I cinquanta capitoli de “La regina dei colori” di Valeria Corciolani sono tanti brevi affreschi sui gradi (almeno centocinquanta) di libertà in scienza matematica e biologia sapiens. La protagonista Clotilde Podestà, donna di successo nel mondo della moda, torna nella natia Liguria dopo che qualcosa è cambiato nella propria vita. Una storia di esistenze imperfette…
Liguria, tre giorni di un aprile recente. La 61enne Clotilde Clo Clo Podestà era bellissima, con capelli neri, lisci e lucidi come seta, enormi occhi malva, naturale predisposizione al comando, e ha sempre considerato sciatta e inaccettabile la noncuranza cromatica. Di fronte ai colori risultava irremovibile, dispotica ed egocentrica, del tutto priva di compromessi e per nulla democratica. Grazie al suo prezioso geniale gusto per decenni aveva ottenuto notevole carriera nel mondo della moda, elegante e raffinata sovrana indiscussa dell’interior design, temuta star internazionale, ricca e potente; tuttavia da un anno, tre mesi e quattro giorni i colori l’hanno abbandonata (acromatopsia da trauma), d’improvviso ha iniziato a vedere ogni cosa solo in bianco e nero, sfumature di grigio.
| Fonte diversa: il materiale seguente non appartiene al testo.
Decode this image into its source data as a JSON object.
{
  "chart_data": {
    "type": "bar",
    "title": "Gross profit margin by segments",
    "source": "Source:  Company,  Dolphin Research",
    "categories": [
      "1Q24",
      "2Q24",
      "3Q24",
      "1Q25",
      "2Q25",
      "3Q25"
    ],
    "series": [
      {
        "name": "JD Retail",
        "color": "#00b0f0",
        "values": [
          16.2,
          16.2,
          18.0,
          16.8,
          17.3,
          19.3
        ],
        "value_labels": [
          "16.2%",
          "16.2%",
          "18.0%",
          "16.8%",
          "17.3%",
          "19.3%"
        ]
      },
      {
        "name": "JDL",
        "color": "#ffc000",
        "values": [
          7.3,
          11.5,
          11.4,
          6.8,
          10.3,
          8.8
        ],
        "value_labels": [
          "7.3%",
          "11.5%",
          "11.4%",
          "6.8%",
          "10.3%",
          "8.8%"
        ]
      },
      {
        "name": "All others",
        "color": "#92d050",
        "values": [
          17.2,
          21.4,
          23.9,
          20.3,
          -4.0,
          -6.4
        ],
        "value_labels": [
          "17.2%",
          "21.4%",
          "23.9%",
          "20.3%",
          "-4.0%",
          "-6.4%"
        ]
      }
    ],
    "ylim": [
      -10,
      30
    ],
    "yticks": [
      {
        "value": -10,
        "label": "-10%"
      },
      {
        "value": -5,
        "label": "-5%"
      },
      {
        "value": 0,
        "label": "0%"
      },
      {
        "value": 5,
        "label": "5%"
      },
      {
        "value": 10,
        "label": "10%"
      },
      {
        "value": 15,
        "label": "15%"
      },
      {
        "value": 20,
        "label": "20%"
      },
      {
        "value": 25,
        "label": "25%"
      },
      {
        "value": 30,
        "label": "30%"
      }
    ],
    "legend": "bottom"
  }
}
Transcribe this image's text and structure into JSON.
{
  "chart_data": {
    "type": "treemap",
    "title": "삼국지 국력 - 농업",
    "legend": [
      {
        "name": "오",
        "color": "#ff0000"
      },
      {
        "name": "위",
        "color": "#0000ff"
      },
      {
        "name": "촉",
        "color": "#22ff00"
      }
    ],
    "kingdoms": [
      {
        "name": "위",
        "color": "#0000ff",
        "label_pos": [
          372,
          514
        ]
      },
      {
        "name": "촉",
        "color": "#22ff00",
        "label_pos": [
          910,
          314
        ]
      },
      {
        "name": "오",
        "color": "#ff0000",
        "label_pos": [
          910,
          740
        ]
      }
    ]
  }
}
Due sorelle (e rispettive progenie)
Ha così deciso da tre mesi di tornare a casa nella cittadina di famiglia, dove si trovano le due sorelle e i loro affetti. La bionda Aurora è più grande, semplice e forse prevedibile. Mafalda è la piccola (soltanto diciotto mesi meno di Clo), apparentemente imperturbabile nonostante abbia appena subito due anni di chemio per un tumore, affaticata per troppe incombenze causa compagno artistoide ma lento e due figlie belle e brave ma piene: Vittoria single impenitente; Margherita capofamiglia laureata con lode (in Beni culturali, poi master in restauro), sempre più insoddisfatta causa il poco appassionante part-time in un negozio, un marito fedele e ben pagato ma spessissimo in viaggio (per studiare e fotografare bestie) e i tre affettuosi ma impegnativi figli. Per non sbagliare abbinamenti, ora Clotilde veste sempre di nero, il suo arrivo riapre antiche ferite e scompagina vari equilibri. Le nipoti la chiamano Il Corvo, il cognato Morticia, la sensibile bambina del secondo piano Malefica, in paese La Vedova (e un amabile vicino Principessa). In tre primaverili giorni accadono molte commendevoli cose.
Un’intensa luce
La bravissima scrittrice e illustratrice (laureata all’Accademia delle Belle Arti di Genova) Valeria Corciolani (Chiavari), dopo le prime narrazioni varie (romanzi e racconti dal 2010), ci aveva ben presto abituato a gialli di buona fattura. Ne La regina dei colori (264 pagina, 17 euro), volume pubblicato da Rizzoli, ragiona ancora sui moventi individuali e relazionali che presiedono alle vite imperfette, spesso colme di sorprendenti finitudini. Non è un noir ovviamente, sebbene Clotilde (come da copertina) appaia decisamente nera, sollevi il bavero di un maglione nero, affondi il viso nel foulard corvino, inforchi occhiali scuri, lei ovunque conosciuta come la regina dei colori (da cui il titolo), per scomparire invece un poco di più, mentre raggiunge la postazione preferita fin da bambina e collaudata, con lo sguardo grigio sul caleidoscopico mercato della frutta. Nel romanzo un’intensa luce riverbera comunque: panorami interiori, esperienze profumate, azioni e reazioni sgargianti. Con garbo e delicatezza l’autrice racconta anche i piccoli Gioele, Mia, Ester e Serena, oltre a piante, fiori (camelie soprattutto) e spettacolari tramonti di una magnifica regione. I cinquanta capitoli sono tanti brevi affreschi sui gradi (almeno centocinquanta) di libertà in scienza matematica e biologia sapiens; in modo alternato finiscono con le parole d’inizio del successivo. Stile curato e talora consapevolmente monocromatico, notevole proprietà di linguaggi.